Apports de l’imagerie dans les troubles de la croissance

1. Les retards de croissance

Les retards de croissance sont beaucoup plus fréquents que les gigantismes. Ils posent deux problèmes : celui de l'étiologie d'une part et de l'indication d'un traitement d'autre part. En effet, la disponibilité actuelle de l'hormone de croissance humaine biosynthétique a modifié l'attitude médicale et il faut actuellement bien savoir poser l'indication de ces traitements fort coûteux et non totalement dénués de risque (tableau 1).

Retard de cause endocrinienne Insuffisance hypophysaire Insuffisance thyroïdienne Hypercortisolisme

Hypoparathroïdisme Retard lié aux anomalies

chromosomiques

Déletion complète ou partielle d'un chromosome X (syndrome de Turner) Monosomie et trisomie des autosomes Retard lié aux maladies

constitutionnelles du squelette

Retard secondaire Maladie viscérale chronique, maladie métabolique Carence affective (nanisme psychosocial)

Retard de croissance dit "essentiel"

Tableau 1 : principales étiologies des retards de croissance à début post natal

1.1. Diagnostic d'un retard statural

de référence. Les normes les plus fréquemment utilisées en France sont celles de Sempé.
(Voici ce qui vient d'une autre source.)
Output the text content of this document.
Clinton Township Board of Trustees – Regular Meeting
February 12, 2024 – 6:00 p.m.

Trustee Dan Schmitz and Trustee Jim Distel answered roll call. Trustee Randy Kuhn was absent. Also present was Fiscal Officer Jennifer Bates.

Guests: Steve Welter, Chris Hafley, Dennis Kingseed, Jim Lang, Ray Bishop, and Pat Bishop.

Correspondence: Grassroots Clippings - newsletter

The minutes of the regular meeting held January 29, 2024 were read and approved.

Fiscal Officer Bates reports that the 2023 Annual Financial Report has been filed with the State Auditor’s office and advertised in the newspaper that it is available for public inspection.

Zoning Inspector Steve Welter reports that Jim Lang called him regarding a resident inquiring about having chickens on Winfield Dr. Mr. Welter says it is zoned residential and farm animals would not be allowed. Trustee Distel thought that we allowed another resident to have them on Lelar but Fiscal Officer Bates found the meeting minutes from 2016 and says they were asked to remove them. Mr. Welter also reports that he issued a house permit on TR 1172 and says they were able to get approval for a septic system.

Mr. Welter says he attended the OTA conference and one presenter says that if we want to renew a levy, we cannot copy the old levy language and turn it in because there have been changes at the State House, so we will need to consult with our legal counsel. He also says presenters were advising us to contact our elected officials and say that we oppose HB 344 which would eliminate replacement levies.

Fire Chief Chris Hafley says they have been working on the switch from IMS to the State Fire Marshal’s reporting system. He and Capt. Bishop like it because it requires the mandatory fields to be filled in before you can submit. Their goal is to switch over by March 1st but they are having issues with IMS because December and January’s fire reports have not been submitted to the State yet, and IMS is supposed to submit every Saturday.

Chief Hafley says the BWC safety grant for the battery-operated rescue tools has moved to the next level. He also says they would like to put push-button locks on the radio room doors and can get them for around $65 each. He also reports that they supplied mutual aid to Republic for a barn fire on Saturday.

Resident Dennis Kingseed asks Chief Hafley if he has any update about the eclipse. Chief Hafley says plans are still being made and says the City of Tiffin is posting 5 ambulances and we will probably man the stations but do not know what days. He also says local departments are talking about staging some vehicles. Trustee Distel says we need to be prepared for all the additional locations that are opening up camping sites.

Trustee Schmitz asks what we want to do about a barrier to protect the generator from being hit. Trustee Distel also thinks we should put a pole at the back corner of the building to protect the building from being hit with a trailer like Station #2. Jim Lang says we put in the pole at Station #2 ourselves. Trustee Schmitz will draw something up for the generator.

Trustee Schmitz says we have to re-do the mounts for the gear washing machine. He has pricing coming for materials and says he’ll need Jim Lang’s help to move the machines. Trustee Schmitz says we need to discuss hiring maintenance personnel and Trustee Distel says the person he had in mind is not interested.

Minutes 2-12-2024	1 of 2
Il existe une insuffisance staturale lorsque la taille est comprise entre - 2 et - 4 DS par rapport aux normes ; il s'agit d'un nanisme lorsque la taille se situe au-delà de - 4 DS. L'âge statural représente l'âge d'un enfant identique de taille normale. Il est mis en rapport avec le degré de maturation osseuse et le stade de développement pubertaire.

La vitesse de croissance est évaluée dans un délai d'au moins un semestre, puis elle est comparée aux courbes de référence établies pour l'âge en fonction de l'âge civil (courbe de Sempé) ou en fonction de l'âge osseux (courbe de Tanner).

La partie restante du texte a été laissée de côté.